# Kilz Oil or Zinsser Oil to Cover Nicotine Walls?



## seanheil (Nov 7, 2011)

Hello Painters,
I don't have a lot of experience in residential repaints and I'm wondering if you guys would recommend Kilz Original or Zinsser Cover Stain for covering nicotine covered walls and ceilings. Thanks.


----------



## CrpntrFrk (Oct 25, 2008)

Zinsser.

Not that I don't think Kilz will cover the stains but my experience is that Zinsser is just a better product all around.


----------



## SuperiorHIP (Aug 15, 2010)

I like zin also.


----------



## shives (Nov 12, 2011)

you should use a shellac base primer, cause that will reseal and stop all the smell from the smoke damage (bin)


----------



## Pete'sfeets (Mar 20, 2011)

that was my experience too. I primed an apt ceiling with oil primer and later when trying to do ceiling white the smoke stains reappeared, guess it wasn't double primed, sure I didn't wait the whole day for it to dry, but the shellac primer was once over and far less disappointment,,, or you could oil prime and then an oil in flat or just too coats of oil primer , who's looking anyhow. There is an oil primer that is extra white available I forget the brand.,could be kilz. As for the walls, they are usually wipable, and color unless you have to have pure white can usually hide it up.


----------



## Sir Mixalot (Jan 6, 2008)

Kilz hasn't let me down yet.:no: Although the Zinsser is a good product too. :thumbsup: 

This is from a older thread of mine: *http://www.contractortalk.com/f26/nicotine-before-after-photos*


Sir Mixalot said:


> Just finished a job in Cocoa Beach, FL where the guy that lived in the condo before my customers bought it was a hermit and smoked in it for 25 years.
> *Removing the popcorn texture:*
> *
> 
> ...


-Paul


----------



## ohiohomedoctor (Dec 26, 2010)

Pro block all the way for me!


----------



## ModernStyle (May 7, 2007)

BIN is the best, pain in the butt to work with but dries fast and seals in the stain and the odor. Cover stain will sometimes work but it's smell will stick around a lot longer then BIN. Kilo has failed me a few times so I don't use it anymore.


----------



## willfreshcoat (Nov 27, 2011)

pigmented shellac....nothin better


----------



## HDPaintPro (Dec 6, 2010)

The shellac base will do the trick - but its pretty harsh (smell wise) so make sure you vent.
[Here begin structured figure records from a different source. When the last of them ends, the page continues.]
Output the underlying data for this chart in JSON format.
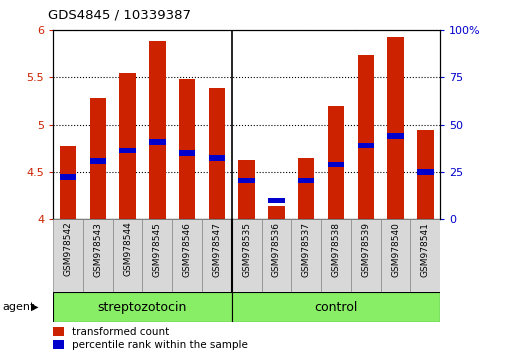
{
  "title": "GDS4845 / 10339387",
  "samples": [
    "GSM978542",
    "GSM978543",
    "GSM978544",
    "GSM978545",
    "GSM978546",
    "GSM978547",
    "GSM978535",
    "GSM978536",
    "GSM978537",
    "GSM978538",
    "GSM978539",
    "GSM978540",
    "GSM978541"
  ],
  "red_values": [
    4.78,
    5.28,
    5.55,
    5.88,
    5.48,
    5.39,
    4.63,
    4.14,
    4.65,
    5.2,
    5.74,
    5.93,
    4.95
  ],
  "blue_values": [
    4.45,
    4.62,
    4.73,
    4.82,
    4.7,
    4.65,
    4.41,
    4.2,
    4.41,
    4.58,
    4.78,
    4.88,
    4.5
  ],
  "ylim_left": [
    4.0,
    6.0
  ],
  "ylim_right": [
    0,
    100
  ],
  "yticks_left": [
    4.0,
    4.5,
    5.0,
    5.5,
    6.0
  ],
  "yticks_left_labels": [
    "4",
    "4.5",
    "5",
    "5.5",
    "6"
  ],
  "yticks_right": [
    0,
    25,
    50,
    75,
    100
  ],
  "yticks_right_labels": [
    "0",
    "25",
    "50",
    "75",
    "100%"
  ],
  "bar_color": "#cc2200",
  "dot_color": "#0000cc",
  "bar_width": 0.55,
  "blue_bar_height": 0.06,
  "blue_bar_width": 0.55,
  "strep_label": "streptozotocin",
  "ctrl_label": "control",
  "strep_indices": [
    0,
    1,
    2,
    3,
    4,
    5
  ],
  "ctrl_indices": [
    6,
    7,
    8,
    9,
    10,
    11,
    12
  ],
  "sep_x": 5.5,
  "agent_label": "agent",
  "legend_red": "transformed count",
  "legend_blue": "percentile rank within the sample",
  "group_color": "#88ee66",
  "tick_label_bg": "#d8d8d8",
  "xlim": [
    -0.5,
    12.5
  ]
}
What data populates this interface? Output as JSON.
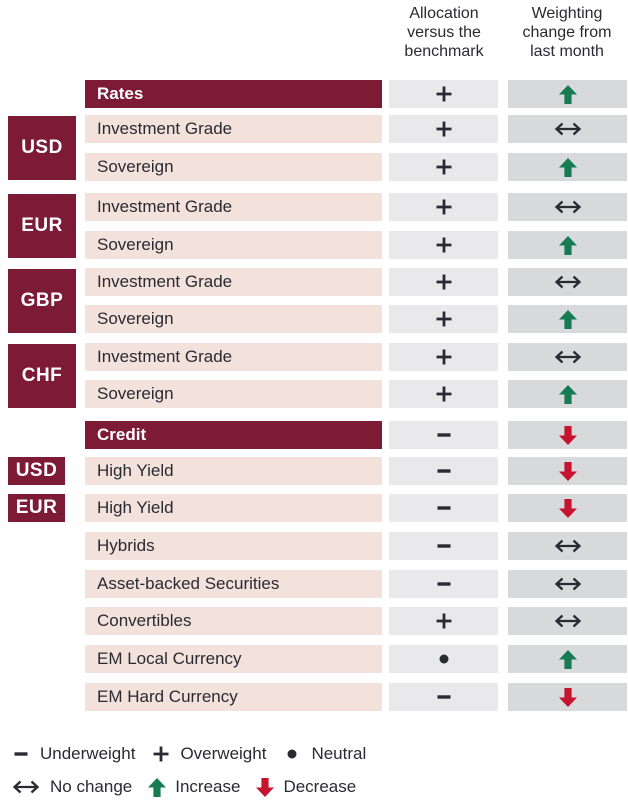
{
  "columns": {
    "allocation_header": "Allocation\nversus the\nbenchmark",
    "weighting_header": "Weighting\nchange from\nlast month"
  },
  "rows": [
    {
      "type": "section",
      "label": "Rates",
      "allocation": "overweight",
      "weighting": "increase"
    },
    {
      "type": "item",
      "currency": "USD",
      "currency_rows": 2,
      "label": "Investment Grade",
      "allocation": "overweight",
      "weighting": "no_change"
    },
    {
      "type": "item",
      "label": "Sovereign",
      "allocation": "overweight",
      "weighting": "increase"
    },
    {
      "type": "item",
      "currency": "EUR",
      "currency_rows": 2,
      "label": "Investment Grade",
      "allocation": "overweight",
      "weighting": "no_change"
    },
    {
      "type": "item",
      "label": "Sovereign",
      "allocation": "overweight",
      "weighting": "increase"
    },
    {
      "type": "item",
      "currency": "GBP",
      "currency_rows": 2,
      "label": "Investment Grade",
      "allocation": "overweight",
      "weighting": "no_change"
    },
    {
      "type": "item",
      "label": "Sovereign",
      "allocation": "overweight",
      "weighting": "increase"
    },
    {
      "type": "item",
      "currency": "CHF",
      "currency_rows": 2,
      "label": "Investment Grade",
      "allocation": "overweight",
      "weighting": "no_change"
    },
    {
      "type": "item",
      "label": "Sovereign",
      "allocation": "overweight",
      "weighting": "increase"
    },
    {
      "type": "section",
      "label": "Credit",
      "allocation": "underweight",
      "weighting": "decrease"
    },
    {
      "type": "item",
      "currency": "USD",
      "currency_rows": 1,
      "label": "High Yield",
      "allocation": "underweight",
      "weighting": "decrease"
    },
    {
      "type": "item",
      "currency": "EUR",
      "currency_rows": 1,
      "label": "High Yield",
      "allocation": "underweight",
      "weighting": "decrease"
    },
    {
      "type": "item",
      "label": "Hybrids",
      "allocation": "underweight",
      "weighting": "no_change"
    },
    {
      "type": "item",
      "label": "Asset-backed Securities",
      "allocation": "underweight",
      "weighting": "no_change"
    },
    {
      "type": "item",
      "label": "Convertibles",
      "allocation": "overweight",
      "weighting": "no_change"
    },
    {
      "type": "item",
      "label": "EM Local Currency",
      "allocation": "neutral",
      "weighting": "increase"
    },
    {
      "type": "item",
      "label": "EM Hard Currency",
      "allocation": "underweight",
      "weighting": "decrease"
    }
  ],
  "legend": {
    "line1": [
      {
        "icon": "minus",
        "label": "Underweight"
      },
      {
        "icon": "plus",
        "label": "Overweight"
      },
      {
        "icon": "dot",
        "label": "Neutral"
      }
    ],
    "line2": [
      {
        "icon": "no_change",
        "label": "No change"
      },
      {
        "icon": "up_arrow",
        "label": "Increase"
      },
      {
        "icon": "down_arrow",
        "label": "Decrease"
      }
    ]
  },
  "colors": {
    "maroon": "#7d1b36",
    "pink": "#f3e1dc",
    "cell_light": "#e9e9eb",
    "cell_dark": "#d8d9da",
    "green": "#177c54",
    "red": "#c41430",
    "text": "#2a2a32"
  }
}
Also, you may find that it is not cost effective right now (almost doubled in price) due to supply shortage.

Second option would be Zinsser Cover Satin oil primer. Big Box will have it cheapest.


----------



## We Fix Houses (Aug 15, 2007)

Curious to know....do you try to clean the nicotine off the surfaces first and with what ?


----------



## HDPaintPro (Dec 6, 2010)

Ideally speaking - yes. But, it is time consuming...time is money.

Consider that most of all the smoke rose, so the ceiling for sure gets primed, next is any crown and then just clean the walls with TSP. My point is that you will still want to prime the walls regardless.

Doing this one time is the payoff. Not having to deal with it again.


----------